Chris Bourne has very kindly researched the source of the problem that some people are having with this blog and WordPress free sites generally. As he summarises “this is not a browser issue. It is a WordPress issue. It will affect people who have either a WordPress.com account or a gravatar account. WordPress.com now finds the cookies from these and forces a login requirement no matter what the security settings on your site. This is hugely unfriendly and potentially dangerous. For example, I can now, because I am logged in, add new posts without reference to you, and this might not be what you want at all.”
The WordPress team are receiving lots of complaints about this. As you can see here: http://en.forums.wordpress.com/topic/you-must-be-logged-in-to-comment?replies=327 The discussion gets quite heated, and some WordPress staff tried, sort of, to help.
But sadly, overall, WordPress don’t seem to be responding sympathetically, having closed the comment string on their site and suspended customer service for the time being for those like me who have the free version of WordPress. All this does not make me inclined to pay for the full version. Althugh many folk don’t report a problem, there is significantly less traffic on my blog since these changes took place. So I will keep going with WordPress for the time being, but unless they sort it out soon I will look elsewhere for a blog site. Any further ideas on the subject will be very welcome!
I was very irritated to have to sign in to my account to post on other blogs and it was even worse because I couldn’t understand what was going on. It was not simply just signing in I had to also change settings and to be honest I didn’t even realise I had a WordPress account. All very strange.
By: Joanna on April 5, 2012
at 5:47 pm
Joanna, let’s hope this doesn’t need to turn into a sub-blog for wordpress support, but in short if your avatar is registered at gravatar.com, then you have a wordpress.com registration whether you wanted it or not. They are the same thing. The same password applies to both. This is sneaky but not dangerous, they do it to up their claims for the number of users (which is why it is impossible to de-register from either of them).

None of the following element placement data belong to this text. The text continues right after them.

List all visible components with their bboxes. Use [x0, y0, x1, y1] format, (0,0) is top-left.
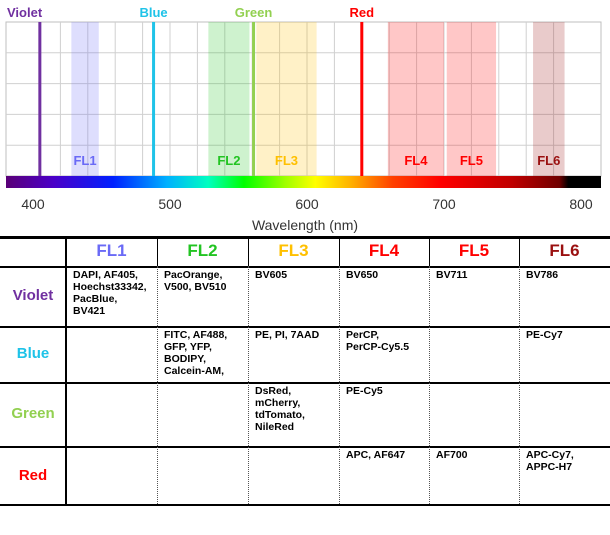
laser-label-violet: Violet — [7, 5, 43, 20]
table-header-divider — [248, 236, 249, 266]
axis-tick-label: 700 — [432, 196, 456, 212]
table-cell: BV605 — [255, 269, 288, 281]
row-header-green: Green — [11, 405, 55, 422]
table-divider — [65, 236, 67, 506]
table-header-divider — [339, 236, 340, 266]
table-rule — [0, 236, 610, 239]
table-header-divider — [429, 236, 430, 266]
table-cell: DsRed, mCherry, tdTomato, NileRed — [255, 385, 305, 433]
filter-label-fl1: FL1 — [73, 153, 96, 168]
filter-bands: FL1 FL2 FL3 FL4 FL5 FL6 — [71, 22, 565, 176]
laser-lines: Violet Blue Green Red — [7, 5, 374, 176]
table-header-divider — [519, 236, 520, 266]
table-column-divider — [248, 266, 249, 504]
table-cell — [429, 382, 519, 446]
table-rule — [0, 446, 610, 448]
table-column-divider — [339, 266, 340, 504]
column-header-fl5: FL5 — [458, 241, 490, 260]
table-cell — [248, 446, 339, 506]
filter-band-fl6 — [533, 22, 565, 176]
laser-label-blue: Blue — [139, 5, 167, 20]
spectrum-chart: FL1 FL2 FL3 FL4 FL5 FL6 Violet Blue Green Red 40… — [5, 5, 602, 233]
table-cell: FITC, AF488, GFP, YFP, BODIPY, Calcein-A… — [164, 329, 228, 377]
column-header-fl3: FL3 — [278, 241, 309, 260]
table-header-divider — [157, 236, 158, 266]
filter-label-fl6: FL6 — [537, 153, 560, 168]
table-cell: PE-Cy7 — [526, 329, 563, 341]
axis-label: Wavelength (nm) — [252, 217, 358, 233]
table-cell — [157, 446, 248, 506]
table-cell: PerCP, PerCP-Cy5.5 — [346, 329, 410, 353]
table-cell: PE, PI, 7AAD — [255, 329, 320, 341]
table-rule — [0, 266, 610, 268]
table-cell: BV786 — [526, 269, 559, 281]
row-header-red: Red — [18, 467, 48, 484]
table-cell — [66, 446, 157, 506]
filter-band-fl5 — [446, 22, 497, 176]
filter-band-fl2 — [208, 22, 250, 176]
table-cell: BV711 — [436, 269, 468, 281]
table-cell: PE-Cy5 — [346, 385, 383, 397]
laser-label-red: Red — [350, 5, 375, 20]
dye-table: FL1 FL2 FL3 FL4 FL5 FL6 Violet DAPI, AF405, Hoe… — [0, 236, 610, 506]
table-cell: BV650 — [346, 269, 379, 281]
table-cell — [519, 382, 610, 446]
table-cell — [429, 326, 519, 382]
table-cell: PacOrange, V500, BV510 — [164, 269, 227, 293]
table-column-divider — [157, 266, 158, 504]
table-cell — [66, 382, 157, 446]
column-header-fl1: FL1 — [96, 241, 127, 260]
laser-line-green — [252, 22, 256, 176]
table-cell — [66, 326, 157, 382]
row-header-violet: Violet — [12, 287, 54, 304]
filter-band-fl1 — [71, 22, 99, 176]
filter-label-fl3: FL3 — [275, 153, 298, 168]
table-column-divider — [429, 266, 430, 504]
laser-line-violet — [38, 22, 42, 176]
table-column-divider — [519, 266, 520, 504]
column-header-fl2: FL2 — [187, 241, 218, 260]
row-header-blue: Blue — [16, 345, 50, 362]
filter-band-fl3 — [256, 22, 317, 176]
column-header-fl4: FL4 — [368, 241, 400, 260]
axis-tick-label: 600 — [295, 196, 319, 212]
filter-label-fl4: FL4 — [404, 153, 428, 168]
table-cell: APC, AF647 — [346, 449, 406, 461]
table-cell — [157, 382, 248, 446]
table-cell: APC-Cy7, APPC-H7 — [526, 449, 574, 473]
table-rule — [0, 326, 610, 328]
axis-tick-label: 400 — [21, 196, 45, 212]
laser-label-green: Green — [235, 5, 273, 20]
axis-ticks: 400 500 600 700 800 — [21, 196, 593, 212]
filter-label-fl2: FL2 — [217, 153, 240, 168]
table-rule — [0, 504, 610, 506]
table-cell: AF700 — [436, 449, 468, 461]
table-rule — [0, 382, 610, 384]
axis-tick-label: 800 — [569, 196, 593, 212]
filter-band-fl4 — [387, 22, 444, 176]
laser-line-blue — [152, 22, 156, 176]
filter-label-fl5: FL5 — [460, 153, 483, 168]
axis-tick-label: 500 — [158, 196, 182, 212]
table-cell: DAPI, AF405, Hoechst33342, PacBlue, BV42… — [73, 269, 147, 317]
laser-line-red — [360, 22, 364, 176]
column-header-fl6: FL6 — [549, 241, 580, 260]
spectrum-bar — [6, 176, 601, 188]
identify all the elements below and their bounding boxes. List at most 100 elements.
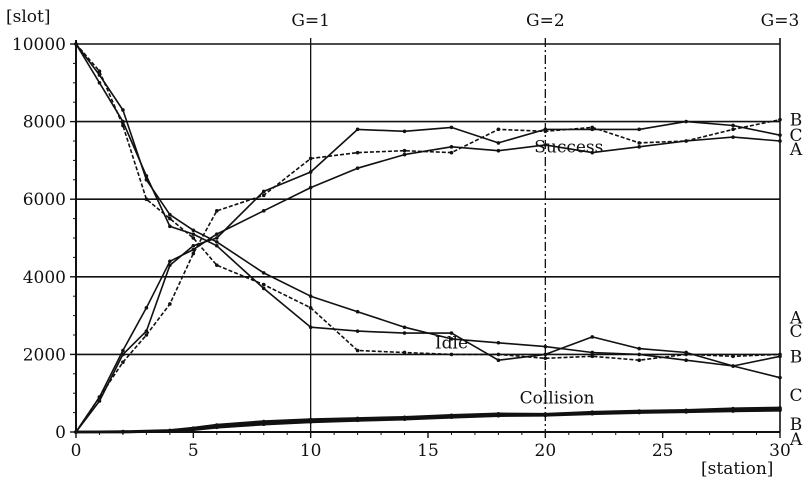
data-point xyxy=(97,69,102,73)
data-point xyxy=(449,413,454,418)
data-point xyxy=(684,350,688,355)
data-point xyxy=(191,232,196,236)
data-point xyxy=(637,127,641,132)
data-point xyxy=(496,127,501,132)
data-point xyxy=(543,356,548,361)
y-tick-label: 8000 xyxy=(23,113,66,133)
series-end-label: B xyxy=(790,347,803,367)
data-point xyxy=(355,348,360,353)
data-point xyxy=(308,156,313,161)
y-tick-label: 4000 xyxy=(23,268,66,288)
series-idle-a xyxy=(75,43,781,379)
x-tick-label: 0 xyxy=(71,441,82,461)
data-point xyxy=(355,150,360,155)
data-point xyxy=(590,410,595,415)
data-point xyxy=(261,193,266,198)
data-point xyxy=(543,412,548,416)
data-point xyxy=(215,209,219,213)
x-tick-label: 5 xyxy=(188,441,199,461)
series-success-a xyxy=(75,136,781,433)
x-tick-label: 25 xyxy=(652,441,674,461)
load-marker-label: G=2 xyxy=(526,11,565,31)
data-point xyxy=(121,348,125,353)
series-collision-c xyxy=(75,406,781,434)
series-end-label: B xyxy=(790,111,803,131)
series-end-label: C xyxy=(789,322,802,342)
data-point xyxy=(449,125,454,130)
data-point xyxy=(684,358,688,363)
data-point xyxy=(637,141,641,145)
group-label: Idle xyxy=(435,334,468,354)
data-point xyxy=(97,81,102,85)
data-point xyxy=(590,150,595,155)
data-point xyxy=(121,119,125,124)
data-point xyxy=(590,127,595,132)
data-point xyxy=(402,350,407,355)
data-point xyxy=(121,352,125,357)
x-tick-label: 20 xyxy=(535,441,557,461)
data-point xyxy=(308,294,313,299)
data-point xyxy=(215,263,219,267)
data-point xyxy=(168,212,172,217)
series-end-label: C xyxy=(789,126,802,146)
data-point xyxy=(308,306,313,310)
data-point xyxy=(731,127,735,132)
data-point xyxy=(308,185,313,190)
data-point xyxy=(355,329,360,333)
data-point xyxy=(496,358,501,363)
load-marker-label: G=3 xyxy=(761,11,800,31)
data-point xyxy=(261,209,266,213)
data-point xyxy=(74,42,78,46)
data-point xyxy=(590,354,595,359)
series-idle-c xyxy=(75,43,781,367)
data-point xyxy=(97,399,102,403)
data-point xyxy=(496,352,501,357)
series-end-label: B xyxy=(790,415,803,435)
data-point xyxy=(449,331,454,335)
data-point xyxy=(191,251,196,256)
data-point xyxy=(637,409,641,413)
data-point xyxy=(215,240,219,244)
group-label: Success xyxy=(534,138,603,158)
data-point xyxy=(684,119,688,124)
data-point xyxy=(191,228,196,233)
data-point xyxy=(144,329,149,333)
data-point xyxy=(74,430,78,434)
data-point xyxy=(355,166,360,170)
data-point xyxy=(168,259,172,264)
data-point xyxy=(402,148,407,153)
data-point xyxy=(261,419,266,424)
data-point xyxy=(778,406,782,410)
data-point xyxy=(191,236,196,240)
grid-lines xyxy=(76,38,780,432)
y-axis-label: [slot] xyxy=(6,7,51,27)
data-point xyxy=(543,344,548,349)
data-point xyxy=(168,428,172,433)
data-point xyxy=(543,127,548,132)
data-point xyxy=(261,286,266,291)
data-point xyxy=(355,416,360,421)
y-tick-label: 0 xyxy=(55,423,66,443)
data-point xyxy=(684,139,688,143)
data-point xyxy=(121,360,125,364)
data-point xyxy=(355,309,360,314)
data-point xyxy=(215,236,219,240)
data-point xyxy=(121,108,125,112)
data-point xyxy=(144,174,149,178)
data-point xyxy=(731,354,735,359)
x-tick-label: 30 xyxy=(769,441,791,461)
x-tick-label: 15 xyxy=(417,441,439,461)
data-point xyxy=(168,263,172,267)
data-point xyxy=(144,306,149,310)
data-point xyxy=(308,170,313,174)
data-point xyxy=(215,243,219,248)
series-end-label: A xyxy=(789,430,803,450)
data-point xyxy=(355,127,360,132)
series-success-b xyxy=(75,118,781,433)
data-point xyxy=(144,333,149,337)
data-point xyxy=(261,189,266,194)
data-point xyxy=(191,426,196,430)
data-point xyxy=(590,335,595,339)
data-point xyxy=(496,148,501,153)
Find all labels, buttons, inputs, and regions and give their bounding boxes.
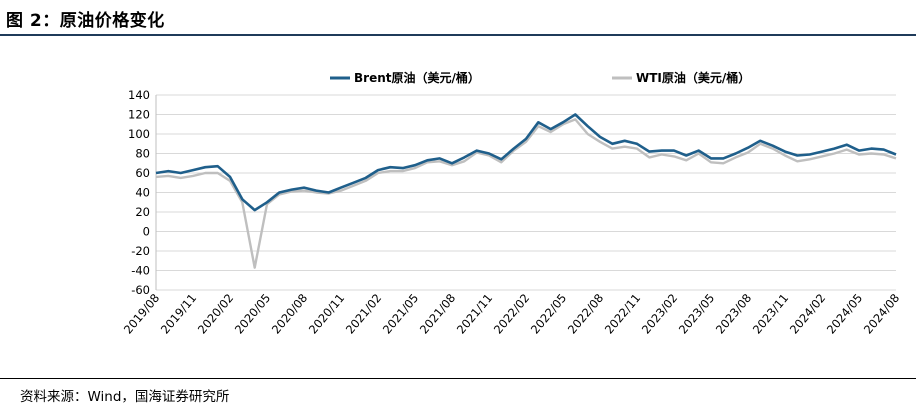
figure-title: 图 2：原油价格变化 <box>6 11 165 31</box>
x-tick-label: 2024/02 <box>787 291 828 337</box>
y-tick-label: -60 <box>131 283 150 297</box>
y-tick-label: 100 <box>128 127 150 141</box>
x-tick-label: 2021/08 <box>417 291 458 337</box>
x-tick-label: 2020/08 <box>269 291 310 337</box>
series-lines <box>155 113 897 269</box>
x-tick-label: 2021/05 <box>380 291 421 337</box>
x-tick-label: 2021/11 <box>454 291 495 337</box>
legend: Brent原油（美元/桶） WTI原油（美元/桶） <box>330 70 750 85</box>
legend-label-wti: WTI原油（美元/桶） <box>636 70 750 85</box>
y-tick-label: 140 <box>128 88 150 102</box>
x-tick-label: 2023/11 <box>750 291 791 337</box>
y-tick-label: -40 <box>131 264 150 278</box>
x-tick-label: 2020/05 <box>232 291 273 337</box>
x-tick-label: 2022/08 <box>565 291 606 337</box>
x-tick-label: 2020/02 <box>195 291 236 337</box>
x-tick-label: 2024/05 <box>824 291 865 337</box>
legend-label-brent: Brent原油（美元/桶） <box>354 70 480 85</box>
y-tick-label: 40 <box>135 186 150 200</box>
source-note: 资料来源：Wind，国海证券研究所 <box>20 389 230 405</box>
y-tick-label: 20 <box>135 205 150 219</box>
x-axis: 2019/082019/112020/022020/052020/082020/… <box>121 291 902 337</box>
x-tick-label: 2022/05 <box>528 291 569 337</box>
x-tick-label: 2021/02 <box>343 291 384 337</box>
x-tick-label: 2023/05 <box>676 291 717 337</box>
x-tick-label: 2020/11 <box>306 291 347 337</box>
y-tick-label: -20 <box>131 244 150 258</box>
y-tick-label: 0 <box>143 225 150 239</box>
title-rule <box>0 34 916 36</box>
oil-price-chart: 140 120 100 80 60 40 20 0 -20 -40 -60 2019/082019/… <box>121 70 902 337</box>
y-tick-label: 120 <box>128 108 150 122</box>
x-tick-label: 2023/02 <box>639 291 680 337</box>
x-tick-label: 2019/08 <box>121 291 162 337</box>
x-tick-label: 2022/02 <box>491 291 532 337</box>
gridlines <box>156 94 896 291</box>
y-tick-label: 60 <box>135 166 150 180</box>
series-line-brent <box>155 113 897 212</box>
series-line-wti <box>155 118 897 269</box>
x-tick-label: 2019/11 <box>158 291 199 337</box>
x-tick-label: 2022/11 <box>602 291 643 337</box>
source-rule <box>0 378 916 379</box>
y-axis: 140 120 100 80 60 40 20 0 -20 -40 -60 <box>128 88 157 297</box>
y-tick-label: 80 <box>135 147 150 161</box>
x-tick-label: 2023/08 <box>713 291 754 337</box>
x-tick-label: 2024/08 <box>861 291 902 337</box>
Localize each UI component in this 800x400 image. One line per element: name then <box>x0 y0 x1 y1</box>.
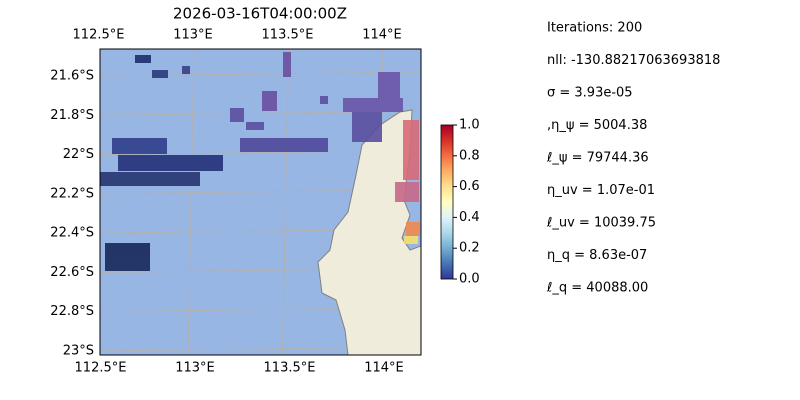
lat-tick-label: 23°S <box>63 343 94 358</box>
stat-line: ℓ_q = 40088.00 <box>546 281 648 296</box>
stat-line: Iterations: 200 <box>547 21 642 36</box>
lon-tick-label-bottom: 113.5°E <box>264 361 316 376</box>
stat-line: ℓ_ψ = 79744.36 <box>546 151 649 166</box>
lon-tick-label-top: 113°E <box>173 28 213 43</box>
colorbar-tick-label: 0.8 <box>459 148 480 163</box>
lat-tick-label: 22.4°S <box>50 226 94 241</box>
colorbar-tick-label: 0.4 <box>459 210 480 225</box>
colorbar <box>440 124 454 280</box>
colorbar-tick-label: 0.2 <box>459 241 480 256</box>
colorbar-tick-label: 1.0 <box>459 118 480 133</box>
lat-tick-label: 21.6°S <box>50 69 94 84</box>
grid-line <box>187 49 195 355</box>
lon-tick-label-top: 113.5°E <box>262 28 314 43</box>
lat-tick-label: 22°S <box>63 147 94 162</box>
data-patches <box>100 52 420 271</box>
stat-line: η_uv = 1.07e-01 <box>547 183 655 198</box>
colorbar-tick-label: 0.6 <box>459 179 480 194</box>
stat-line: nll: -130.88217063693818 <box>547 53 720 68</box>
lon-tick-label-top: 112.5°E <box>73 28 125 43</box>
colorbar-tick-label: 0.0 <box>459 272 480 287</box>
lat-tick-label: 22.6°S <box>50 265 94 280</box>
lon-tick-label-bottom: 113°E <box>175 361 215 376</box>
lon-tick-label-bottom: 114°E <box>364 361 404 376</box>
map-title: 2026-03-16T04:00:00Z <box>173 5 347 23</box>
stat-line: ℓ_uv = 10039.75 <box>546 216 656 231</box>
lat-tick-label: 22.2°S <box>50 186 94 201</box>
lat-tick-label: 21.8°S <box>50 108 94 123</box>
stat-line: ,η_ψ = 5004.38 <box>547 118 647 133</box>
lon-tick-label-top: 114°E <box>362 28 402 43</box>
stat-line: η_q = 8.63e-07 <box>547 248 647 263</box>
grid-line <box>282 49 289 355</box>
lat-tick-label: 22.8°S <box>50 304 94 319</box>
grid-line <box>94 49 100 355</box>
lon-tick-label-bottom: 112.5°E <box>75 361 127 376</box>
map-area <box>94 49 421 355</box>
stat-line: σ = 3.93e-05 <box>547 86 633 101</box>
map-frame <box>99 48 422 356</box>
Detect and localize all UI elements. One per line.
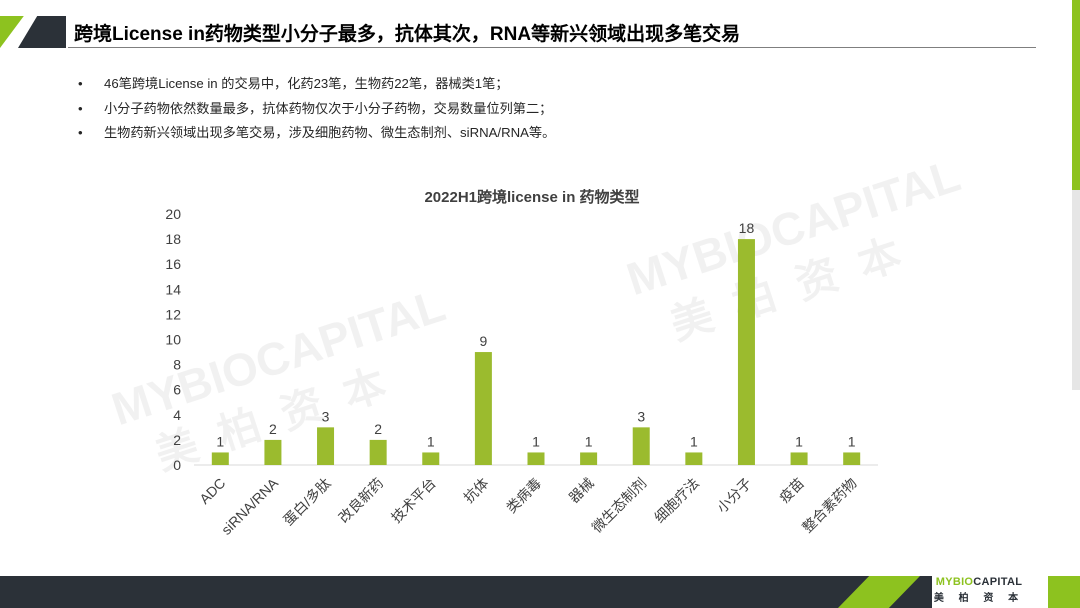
x-tick-label: 改良新药 (335, 475, 386, 526)
data-label: 1 (585, 433, 593, 449)
bullet-text: 46笔跨境License in 的交易中，化药23笔，生物药22笔，器械类1笔； (104, 76, 509, 91)
y-tick-label: 14 (165, 281, 181, 297)
y-tick-label: 18 (165, 231, 181, 247)
bar (790, 452, 808, 465)
x-tick-label: 微生态制剂 (589, 475, 650, 536)
right-grey-bar (1072, 190, 1080, 390)
title-bar: 跨境License in药物类型小分子最多，抗体其次，RNA等新兴领域出现多笔交… (0, 16, 1036, 48)
y-tick-label: 12 (165, 306, 181, 322)
data-label: 3 (322, 408, 330, 424)
data-label: 2 (269, 421, 277, 437)
data-label: 1 (848, 433, 856, 449)
bullet-item: • 小分子药物依然数量最多，抗体药物仅次于小分子药物，交易数量位列第二； (76, 99, 555, 124)
data-label: 1 (795, 433, 803, 449)
data-label: 1 (690, 433, 698, 449)
x-tick-label: 整合素药物 (799, 475, 860, 536)
bullet-item: • 46笔跨境License in 的交易中，化药23笔，生物药22笔，器械类1笔… (76, 74, 555, 99)
data-label: 18 (739, 220, 755, 236)
data-label: 1 (216, 433, 224, 449)
y-tick-label: 10 (165, 332, 181, 348)
right-accent-bar (1072, 0, 1080, 190)
y-tick-label: 2 (173, 432, 181, 448)
bar (474, 352, 492, 465)
footer-green-block (1048, 576, 1080, 608)
x-tick-label: 小分子 (714, 475, 755, 516)
bar (317, 427, 335, 465)
data-label: 2 (374, 421, 382, 437)
brand-logo: MYBIOCAPITAL 美 柏 资 本 (932, 576, 1026, 604)
bar (422, 452, 440, 465)
x-tick-label: siRNA/RNA (218, 474, 281, 537)
bar (685, 452, 703, 465)
bar (527, 452, 545, 465)
y-tick-label: 4 (173, 407, 181, 423)
logo-wordmark: MYBIOCAPITAL (935, 576, 1023, 588)
data-label: 1 (532, 433, 540, 449)
y-tick-label: 6 (173, 382, 181, 398)
bar (737, 239, 755, 465)
x-tick-label: ADC (196, 475, 228, 507)
x-tick-label: 疫苗 (776, 475, 807, 506)
bullet-list: • 46笔跨境License in 的交易中，化药23笔，生物药22笔，器械类1笔… (76, 74, 555, 148)
data-label: 3 (637, 408, 645, 424)
y-tick-label: 0 (173, 457, 181, 473)
x-tick-label: 类病毒 (503, 475, 544, 516)
chart-plot: 0 2 4 6 8 10 12 14 16 18 20 1 ADC 2 siRNA/RNA 3 蛋白/多肽 2 改良… (165, 206, 878, 538)
x-tick-label: 技术平台 (388, 475, 439, 526)
bullet-text: 小分子药物依然数量最多，抗体药物仅次于小分子药物，交易数量位列第二； (104, 100, 553, 116)
footer-bar (0, 576, 932, 608)
x-tick-label: 器械 (566, 475, 597, 506)
data-label: 1 (427, 433, 435, 449)
bar (632, 427, 650, 465)
bar (369, 439, 387, 465)
bar (264, 439, 282, 465)
chart-title: 2022H1跨境license in 药物类型 (424, 188, 639, 206)
bar (580, 452, 598, 465)
bullet-dot: • (78, 100, 83, 116)
bullet-dot: • (78, 125, 83, 140)
x-tick-label: 细胞疗法 (651, 475, 702, 526)
x-tick-label: 抗体 (460, 475, 491, 506)
logo-chinese: 美 柏 资 本 (933, 593, 1025, 604)
y-tick-label: 20 (165, 206, 181, 222)
bullet-text: 生物药新兴领域出现多笔交易，涉及细胞药物、微生态制剂、siRNA/RNA等。 (104, 125, 556, 140)
x-tick-label: 蛋白/多肽 (280, 475, 334, 529)
y-tick-label: 8 (173, 357, 181, 373)
bar (843, 452, 861, 465)
bullet-item: • 生物药新兴领域出现多笔交易，涉及细胞药物、微生态制剂、siRNA/RNA等。 (76, 123, 555, 148)
title-divider (68, 47, 1036, 48)
bar (211, 452, 229, 465)
y-tick-label: 16 (165, 256, 181, 272)
page-title: 跨境License in药物类型小分子最多，抗体其次，RNA等新兴领域出现多笔交… (74, 24, 741, 45)
data-label: 9 (479, 333, 487, 349)
bullet-dot: • (78, 76, 83, 91)
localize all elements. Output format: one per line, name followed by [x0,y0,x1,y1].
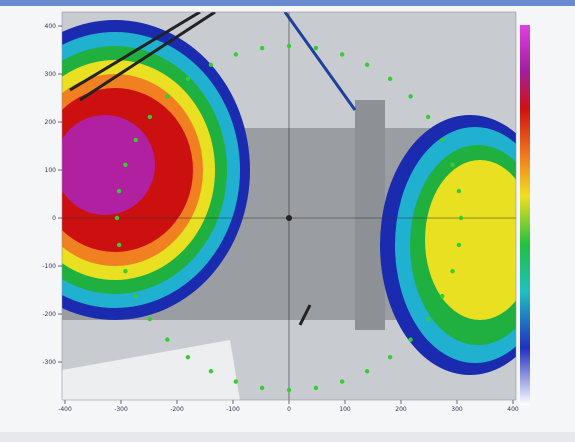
axis-ticks: 400 300 200 100 0 -100 -200 -300 -400 -300 -200 -10… [42,23,519,413]
color-bar [520,25,530,405]
y-tick-label: -200 [42,311,56,318]
microphone-dot [233,52,239,57]
x-tick-label: -300 [114,406,128,413]
microphone-dot [450,162,455,168]
microphone-dot [456,242,462,248]
microphone-dot [123,268,128,274]
microphone-dot [387,354,393,360]
y-tick-label: -300 [42,359,56,366]
microphone-dot [408,337,413,342]
x-tick-label: 0 [287,406,291,413]
microphone-dot [364,369,370,374]
x-tick-label: -100 [226,406,240,413]
microphone-dot [425,114,431,120]
y-tick-label: 300 [45,71,57,78]
microphone-dot [440,137,445,143]
y-tick-label: -100 [42,263,56,270]
microphone-dot [450,268,455,274]
microphone-dot [408,94,413,99]
x-tick-label: 400 [507,406,519,413]
microphone-dot [147,316,153,322]
x-tick-label: -200 [170,406,184,413]
microphone-dot [185,76,191,82]
y-tick-label: 100 [45,167,57,174]
microphone-dot [259,45,265,51]
camera-view [62,12,516,400]
microphone-dot [114,215,120,221]
microphone-dot [116,188,122,194]
microphone-dot [233,379,239,384]
microphone-dot [147,114,153,120]
center-marker [286,215,292,221]
x-tick-label: 100 [339,406,351,413]
x-tick-label: -400 [58,406,72,413]
microphone-dot [456,188,462,194]
microphone-dot [286,43,292,49]
microphone-dot [208,369,214,374]
microphone-ring [114,43,464,393]
microphone-dot [339,379,345,384]
microphone-dot [339,52,345,57]
microphone-dot [313,385,319,391]
panel [62,340,240,400]
x-tick-label: 300 [451,406,463,413]
microphone-dot [116,242,122,248]
microphone-dot [286,387,292,393]
microphone-dot [133,137,138,143]
microphone-dot [133,293,138,299]
microphone-dot [123,162,128,168]
microphone-dot [165,337,170,342]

It becomes a problem when they decide, as now, to use the cookies these registrations create to affect access procedures, in this case for making comments. At present this only affects blogs like Roger’s (and many millions of others) that are hosted at wordpress.com. Privately hosted sites like mine and Martin’s and many many millions of others should not be affected.
Although WordPress is an open-source community and it is and allways will be free to use, it is ‘owned’ by a company called Automattic, who have great influence over decisions like this which are essentially commercial.
By: guileshill on April 5, 2012
at 10:27 pm
well, I’m glad to know it wasn’t me even if I do have to log in to post my relief at the research outcomes. Thanks for all the effort. I am no longer baffled just mildly annoyed. c.
By: strawhouse1 on April 5, 2012
at 10:49 pm
Thanks Guileshill for the more complete explanation. It took me quite a while to find out that gravatar and wordpress were linked and that was what was causing the problem. Transparency is much needed in many areas and even open source software it would seem (I study development management hence the comment I suppose :))
By: joanna on April 9, 2012
at 7:19 pm
And it just goes to show that gravatars don’t really work, at least they don’t if you didn’t recognize me!